Tobacco was introduced to local residents in Busia and Bungoma counties in 1978. The rich volcanic soil in the region is ideal for the crop. Today, Western Kenya contributes the largest amount of tobacco produced in the country at 3.1 million kilogrammes, or 41 per cent of national production. The other major producers are in Nyanza and Eastern Kenya.

Fred Simiyu is yet another tobacco farmer from Sitabicha sub-location who says he is not about to uproot his crop for more traditional options.

“I started growing tobacco in 1995 after acquiring a loan, and since then I have not looked back because I am happy with how the tobacco companies buy my crop. They also support us with training through field officers,” Mr Simiyu said.

The father of five added that with his earnings, he has been able to buy a two-acre farm, build a house and educate his daughters.

The challenges

But it is not all smooth sailing.
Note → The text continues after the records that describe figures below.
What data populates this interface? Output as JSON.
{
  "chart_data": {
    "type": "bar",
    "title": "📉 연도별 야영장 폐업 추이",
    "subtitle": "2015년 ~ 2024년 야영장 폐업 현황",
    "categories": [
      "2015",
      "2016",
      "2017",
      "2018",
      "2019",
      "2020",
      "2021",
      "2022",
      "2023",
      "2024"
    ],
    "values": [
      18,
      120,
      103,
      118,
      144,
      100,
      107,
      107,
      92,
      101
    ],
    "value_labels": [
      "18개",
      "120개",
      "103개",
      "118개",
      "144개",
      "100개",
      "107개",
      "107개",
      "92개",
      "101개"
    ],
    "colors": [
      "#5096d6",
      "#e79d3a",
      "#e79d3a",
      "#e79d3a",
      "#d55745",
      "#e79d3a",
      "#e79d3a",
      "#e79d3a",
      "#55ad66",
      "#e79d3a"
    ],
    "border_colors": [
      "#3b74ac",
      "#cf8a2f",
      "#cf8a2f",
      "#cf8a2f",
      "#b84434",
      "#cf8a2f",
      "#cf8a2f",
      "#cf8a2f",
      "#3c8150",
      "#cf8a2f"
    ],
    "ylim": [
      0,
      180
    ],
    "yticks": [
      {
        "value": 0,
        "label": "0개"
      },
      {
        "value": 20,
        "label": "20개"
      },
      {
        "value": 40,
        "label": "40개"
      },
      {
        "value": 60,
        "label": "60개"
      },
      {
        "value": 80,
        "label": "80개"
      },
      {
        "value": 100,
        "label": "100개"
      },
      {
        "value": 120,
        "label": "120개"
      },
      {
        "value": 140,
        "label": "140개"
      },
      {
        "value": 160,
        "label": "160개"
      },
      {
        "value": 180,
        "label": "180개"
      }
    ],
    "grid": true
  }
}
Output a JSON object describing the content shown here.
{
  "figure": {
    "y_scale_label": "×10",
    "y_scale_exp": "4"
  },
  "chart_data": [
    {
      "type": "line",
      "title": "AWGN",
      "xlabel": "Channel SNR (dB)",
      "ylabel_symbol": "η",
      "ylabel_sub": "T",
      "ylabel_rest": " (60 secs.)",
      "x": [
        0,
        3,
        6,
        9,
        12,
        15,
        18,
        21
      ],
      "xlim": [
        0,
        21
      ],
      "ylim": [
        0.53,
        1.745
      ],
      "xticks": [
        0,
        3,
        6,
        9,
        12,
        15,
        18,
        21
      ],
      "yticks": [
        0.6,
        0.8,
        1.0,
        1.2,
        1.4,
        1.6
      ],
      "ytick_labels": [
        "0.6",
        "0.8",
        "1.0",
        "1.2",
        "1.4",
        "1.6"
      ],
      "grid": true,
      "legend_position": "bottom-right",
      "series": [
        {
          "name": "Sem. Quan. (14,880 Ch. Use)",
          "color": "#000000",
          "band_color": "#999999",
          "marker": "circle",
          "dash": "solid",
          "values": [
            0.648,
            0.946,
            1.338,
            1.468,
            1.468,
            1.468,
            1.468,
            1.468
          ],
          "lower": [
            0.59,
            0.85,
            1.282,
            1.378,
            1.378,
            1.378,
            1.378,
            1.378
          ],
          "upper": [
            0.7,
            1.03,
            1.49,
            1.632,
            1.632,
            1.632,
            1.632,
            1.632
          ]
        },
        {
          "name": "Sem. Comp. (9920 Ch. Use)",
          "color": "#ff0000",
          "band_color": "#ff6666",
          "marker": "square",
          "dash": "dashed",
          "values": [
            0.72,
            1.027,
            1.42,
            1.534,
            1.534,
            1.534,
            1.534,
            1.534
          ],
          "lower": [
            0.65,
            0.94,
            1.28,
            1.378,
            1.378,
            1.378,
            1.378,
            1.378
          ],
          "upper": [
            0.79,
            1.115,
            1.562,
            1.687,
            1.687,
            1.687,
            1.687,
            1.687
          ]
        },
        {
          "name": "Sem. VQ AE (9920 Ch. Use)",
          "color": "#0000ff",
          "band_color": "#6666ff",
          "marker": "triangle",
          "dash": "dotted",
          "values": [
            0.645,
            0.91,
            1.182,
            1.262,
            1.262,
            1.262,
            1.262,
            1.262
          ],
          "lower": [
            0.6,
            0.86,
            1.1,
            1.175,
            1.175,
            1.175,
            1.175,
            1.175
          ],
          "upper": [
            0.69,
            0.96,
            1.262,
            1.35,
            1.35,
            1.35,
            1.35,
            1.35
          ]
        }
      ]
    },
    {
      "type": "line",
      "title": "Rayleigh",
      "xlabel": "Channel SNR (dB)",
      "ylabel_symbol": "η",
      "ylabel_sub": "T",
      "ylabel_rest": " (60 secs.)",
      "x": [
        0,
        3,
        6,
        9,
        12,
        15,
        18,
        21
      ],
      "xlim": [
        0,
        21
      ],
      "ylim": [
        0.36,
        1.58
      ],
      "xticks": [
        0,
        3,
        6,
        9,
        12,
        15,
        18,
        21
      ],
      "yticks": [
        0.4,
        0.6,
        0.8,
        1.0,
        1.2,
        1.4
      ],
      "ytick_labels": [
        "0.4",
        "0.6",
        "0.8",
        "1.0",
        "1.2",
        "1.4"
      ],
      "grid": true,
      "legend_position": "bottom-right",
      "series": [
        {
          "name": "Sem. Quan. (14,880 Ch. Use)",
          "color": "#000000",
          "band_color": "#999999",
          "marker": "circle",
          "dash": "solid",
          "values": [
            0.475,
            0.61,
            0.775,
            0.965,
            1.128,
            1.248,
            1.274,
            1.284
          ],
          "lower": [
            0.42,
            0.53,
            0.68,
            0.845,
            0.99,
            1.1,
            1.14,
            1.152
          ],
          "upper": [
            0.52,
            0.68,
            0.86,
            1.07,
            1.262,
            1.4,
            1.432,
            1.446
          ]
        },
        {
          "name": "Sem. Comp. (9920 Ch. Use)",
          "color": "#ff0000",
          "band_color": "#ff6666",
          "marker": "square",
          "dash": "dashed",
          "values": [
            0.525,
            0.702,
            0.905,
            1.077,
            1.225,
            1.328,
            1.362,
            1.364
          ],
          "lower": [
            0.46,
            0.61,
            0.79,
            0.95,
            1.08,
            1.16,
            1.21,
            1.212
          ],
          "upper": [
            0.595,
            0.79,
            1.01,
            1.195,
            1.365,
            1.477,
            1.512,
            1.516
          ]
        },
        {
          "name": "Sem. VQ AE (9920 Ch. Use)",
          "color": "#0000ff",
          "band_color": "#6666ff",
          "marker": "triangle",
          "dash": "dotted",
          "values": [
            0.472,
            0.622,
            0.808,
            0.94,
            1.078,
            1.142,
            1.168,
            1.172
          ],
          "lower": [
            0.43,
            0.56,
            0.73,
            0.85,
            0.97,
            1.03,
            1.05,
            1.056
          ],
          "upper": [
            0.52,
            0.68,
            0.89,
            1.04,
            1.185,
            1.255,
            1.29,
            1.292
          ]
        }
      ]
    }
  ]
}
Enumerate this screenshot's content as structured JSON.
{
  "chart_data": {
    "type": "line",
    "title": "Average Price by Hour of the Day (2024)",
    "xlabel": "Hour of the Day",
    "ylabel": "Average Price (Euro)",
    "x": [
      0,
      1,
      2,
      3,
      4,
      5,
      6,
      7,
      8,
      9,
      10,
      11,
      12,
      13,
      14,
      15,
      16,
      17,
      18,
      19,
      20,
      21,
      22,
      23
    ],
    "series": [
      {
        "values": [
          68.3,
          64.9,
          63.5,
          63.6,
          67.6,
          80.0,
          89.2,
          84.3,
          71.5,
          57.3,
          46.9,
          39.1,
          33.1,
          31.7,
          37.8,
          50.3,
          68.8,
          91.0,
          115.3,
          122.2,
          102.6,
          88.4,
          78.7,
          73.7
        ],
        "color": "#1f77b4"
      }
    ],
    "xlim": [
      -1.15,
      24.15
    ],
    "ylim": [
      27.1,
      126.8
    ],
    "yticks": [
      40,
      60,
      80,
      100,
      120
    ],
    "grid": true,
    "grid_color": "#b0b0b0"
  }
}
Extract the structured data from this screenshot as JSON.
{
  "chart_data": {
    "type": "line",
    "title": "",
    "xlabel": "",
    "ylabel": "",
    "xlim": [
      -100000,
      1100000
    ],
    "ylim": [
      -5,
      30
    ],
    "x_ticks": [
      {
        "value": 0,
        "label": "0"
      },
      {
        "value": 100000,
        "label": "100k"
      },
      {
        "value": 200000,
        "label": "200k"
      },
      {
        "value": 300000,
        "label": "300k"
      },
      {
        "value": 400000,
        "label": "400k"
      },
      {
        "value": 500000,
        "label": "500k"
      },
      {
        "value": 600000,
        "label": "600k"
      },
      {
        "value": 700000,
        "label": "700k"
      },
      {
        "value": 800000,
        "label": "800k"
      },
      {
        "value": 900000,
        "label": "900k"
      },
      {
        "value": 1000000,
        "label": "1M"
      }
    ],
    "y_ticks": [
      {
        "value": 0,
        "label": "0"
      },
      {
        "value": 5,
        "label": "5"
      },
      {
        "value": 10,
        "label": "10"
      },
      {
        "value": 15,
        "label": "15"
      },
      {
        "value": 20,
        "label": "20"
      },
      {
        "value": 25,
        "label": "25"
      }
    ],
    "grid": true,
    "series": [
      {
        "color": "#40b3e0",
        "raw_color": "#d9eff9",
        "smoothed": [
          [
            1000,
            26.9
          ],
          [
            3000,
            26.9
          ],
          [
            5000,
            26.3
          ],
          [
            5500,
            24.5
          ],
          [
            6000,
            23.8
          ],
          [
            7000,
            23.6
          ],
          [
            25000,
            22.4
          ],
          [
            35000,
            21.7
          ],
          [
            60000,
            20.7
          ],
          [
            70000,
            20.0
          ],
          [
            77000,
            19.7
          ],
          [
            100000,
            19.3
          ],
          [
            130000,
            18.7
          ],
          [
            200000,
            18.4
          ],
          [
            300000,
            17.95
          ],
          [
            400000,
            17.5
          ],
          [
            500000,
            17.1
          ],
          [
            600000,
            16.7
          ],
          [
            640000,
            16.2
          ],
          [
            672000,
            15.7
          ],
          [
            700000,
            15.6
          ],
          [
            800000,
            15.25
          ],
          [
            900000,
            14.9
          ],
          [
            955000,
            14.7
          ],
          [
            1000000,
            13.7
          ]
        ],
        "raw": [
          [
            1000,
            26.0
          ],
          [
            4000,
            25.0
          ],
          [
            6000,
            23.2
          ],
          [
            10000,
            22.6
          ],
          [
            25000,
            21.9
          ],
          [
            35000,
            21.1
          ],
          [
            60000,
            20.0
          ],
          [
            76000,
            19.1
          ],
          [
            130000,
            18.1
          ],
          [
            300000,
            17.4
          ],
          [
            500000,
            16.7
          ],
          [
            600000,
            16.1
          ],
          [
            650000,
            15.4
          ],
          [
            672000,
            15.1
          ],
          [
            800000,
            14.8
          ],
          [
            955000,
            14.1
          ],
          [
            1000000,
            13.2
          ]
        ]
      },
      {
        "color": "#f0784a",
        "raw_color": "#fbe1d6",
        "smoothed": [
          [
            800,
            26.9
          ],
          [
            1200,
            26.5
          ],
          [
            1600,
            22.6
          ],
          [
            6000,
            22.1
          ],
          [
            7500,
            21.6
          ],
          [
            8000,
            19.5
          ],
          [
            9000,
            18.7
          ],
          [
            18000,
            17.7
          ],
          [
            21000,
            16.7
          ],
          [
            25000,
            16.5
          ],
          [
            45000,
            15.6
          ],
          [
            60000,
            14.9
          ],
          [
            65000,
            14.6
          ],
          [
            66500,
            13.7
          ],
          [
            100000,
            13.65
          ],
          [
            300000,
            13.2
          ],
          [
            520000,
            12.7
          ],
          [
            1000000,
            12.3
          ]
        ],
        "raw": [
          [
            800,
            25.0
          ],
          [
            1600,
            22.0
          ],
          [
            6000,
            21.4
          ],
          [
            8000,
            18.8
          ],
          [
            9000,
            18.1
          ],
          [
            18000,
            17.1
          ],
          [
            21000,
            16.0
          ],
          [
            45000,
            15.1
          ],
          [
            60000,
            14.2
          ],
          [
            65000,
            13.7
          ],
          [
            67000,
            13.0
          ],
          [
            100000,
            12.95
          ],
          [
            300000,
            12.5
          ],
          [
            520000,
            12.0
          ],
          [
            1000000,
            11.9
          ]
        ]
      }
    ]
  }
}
Farmers said their main challenges have been unexpected hailstones destroying their crop, seasons of drought or entire harvests being destroyed by fire.

To mitigate against such problems, some of the tobacco firms have introduced insurance cover to compensate farmers.

International organisations, such as the World Health Organisation (WHO), however, have been working to get farmers to limit and eventually stop growing tobacco, citing the numerous health problems associated with the crop.

Through measures contained in the Framework Convention on Tobacco Control (FCTC), WHO is seeking to get farmers to grow alternative crops, including bamboo.